The story for the past few years has been massive beer conglomerate AB-INBEV buying out small craft breweries in attempts to compete with the growing craft beer segment. Now, the buyouts have reached the wholesaler level. After what seems like years of rumors, what was already one of the areas largest wholesalers (if not the largest), Origlio Beverage purchased the Bella Vista Beverage portfolio.

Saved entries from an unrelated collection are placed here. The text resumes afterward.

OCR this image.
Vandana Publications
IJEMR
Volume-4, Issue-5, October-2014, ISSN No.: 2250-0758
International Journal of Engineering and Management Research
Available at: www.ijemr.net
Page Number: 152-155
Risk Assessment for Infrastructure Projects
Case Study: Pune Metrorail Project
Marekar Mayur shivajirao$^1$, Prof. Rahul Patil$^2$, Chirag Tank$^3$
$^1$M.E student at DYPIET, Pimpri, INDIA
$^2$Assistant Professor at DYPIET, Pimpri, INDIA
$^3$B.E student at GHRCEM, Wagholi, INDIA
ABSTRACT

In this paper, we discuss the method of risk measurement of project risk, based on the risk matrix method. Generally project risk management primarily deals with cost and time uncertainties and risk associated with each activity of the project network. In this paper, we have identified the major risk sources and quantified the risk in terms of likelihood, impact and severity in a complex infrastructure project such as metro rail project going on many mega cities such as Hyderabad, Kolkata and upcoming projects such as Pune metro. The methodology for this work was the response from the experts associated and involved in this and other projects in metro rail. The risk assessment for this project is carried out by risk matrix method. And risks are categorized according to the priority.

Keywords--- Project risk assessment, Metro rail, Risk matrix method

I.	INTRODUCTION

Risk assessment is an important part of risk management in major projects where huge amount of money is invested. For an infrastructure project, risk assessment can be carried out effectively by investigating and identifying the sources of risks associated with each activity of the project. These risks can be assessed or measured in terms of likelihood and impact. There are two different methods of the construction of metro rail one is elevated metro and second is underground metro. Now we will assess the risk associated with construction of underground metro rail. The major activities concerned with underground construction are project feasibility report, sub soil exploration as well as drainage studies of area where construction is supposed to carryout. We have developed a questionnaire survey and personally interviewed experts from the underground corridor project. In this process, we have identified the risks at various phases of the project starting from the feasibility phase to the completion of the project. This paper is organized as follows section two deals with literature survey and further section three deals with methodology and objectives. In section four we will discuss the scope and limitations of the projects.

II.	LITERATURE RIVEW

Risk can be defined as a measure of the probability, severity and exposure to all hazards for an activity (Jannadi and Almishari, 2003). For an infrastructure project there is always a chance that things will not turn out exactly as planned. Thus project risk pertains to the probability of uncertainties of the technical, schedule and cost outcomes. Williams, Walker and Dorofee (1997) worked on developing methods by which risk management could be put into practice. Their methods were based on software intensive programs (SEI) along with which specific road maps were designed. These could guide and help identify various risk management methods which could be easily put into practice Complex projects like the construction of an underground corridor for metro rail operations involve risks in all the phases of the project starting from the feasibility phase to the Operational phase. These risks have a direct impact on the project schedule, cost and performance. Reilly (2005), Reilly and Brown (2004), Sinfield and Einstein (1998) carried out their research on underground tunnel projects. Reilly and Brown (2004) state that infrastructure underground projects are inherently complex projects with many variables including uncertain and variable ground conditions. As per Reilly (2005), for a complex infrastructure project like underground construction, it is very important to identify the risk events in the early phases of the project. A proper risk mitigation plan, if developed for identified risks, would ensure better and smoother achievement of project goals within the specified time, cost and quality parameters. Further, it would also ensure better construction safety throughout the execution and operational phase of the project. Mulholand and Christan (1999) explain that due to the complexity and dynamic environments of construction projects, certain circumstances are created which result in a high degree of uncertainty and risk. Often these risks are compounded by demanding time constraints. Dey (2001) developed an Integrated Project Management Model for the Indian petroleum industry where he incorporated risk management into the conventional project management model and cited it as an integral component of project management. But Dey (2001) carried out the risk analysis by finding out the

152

The driving force behind the acquisition was the Ballast Point Brewery brand. The rights have been owned by Bella Vista for as long as the brand has been in the market, but after Constellation Brands, owners of Corona, purchased the brewery it seemed inevitable that the brand would have to move to the same wholesaler as Corona. The brand was a large part of Bella Vista’s portfolio making up about 40% of their sales. Moving that brand alone presumably made little sense for Bella Vista, thus the reason for the whole portfolio changing hands. Plus, it must be assumed that Fireman’s Capital, who also recently purchased Cigar City, another Bella Vista brand, wanted to move the brand to Origlio to sell alongside Oskar Blues which Fireman’s Capital also owns and was pressuring Bella Vista to make a move.
Monetary details have yet to be released for the acquisition nor has future plans for the plethora of small breweries in which Bella Vista had the rights to, but we’re sure more details will slowly emerge by years end. Among the other breweries Bella Visa had the rights to include Buck’s County’s Naked Brewing, VooDoo, The Bruery, Lavery, Arcadia, Boulder, Cascade, Dark Horse, an array of Shelton Brothers brands, Almanac, the 12% Imports portfolio, DuClaw, B. Nektar, AleSmith, Wiseacre, Old Forge, Shorts, Clown Shoes, Perennial, 4 Hands, Pizza Boy, Half Acre, Hill Farmstead, Prairie, Lakefront, Carton, Destihl, the extremely popular local brewery Neshaminy Creek, and more. The retail side of Bella Vista however was not included.
That’s a lot of brands that are about to go through a drastic change. It is sure to be an interesting few months observing the fallout from this acquisition and how it affects the industry as a whole. It wasn’t long after the inaugural craft brewery purchase of Goose Island before others started to follow suit. Could the same thing happen with these small, specialty craft beer wholesalers?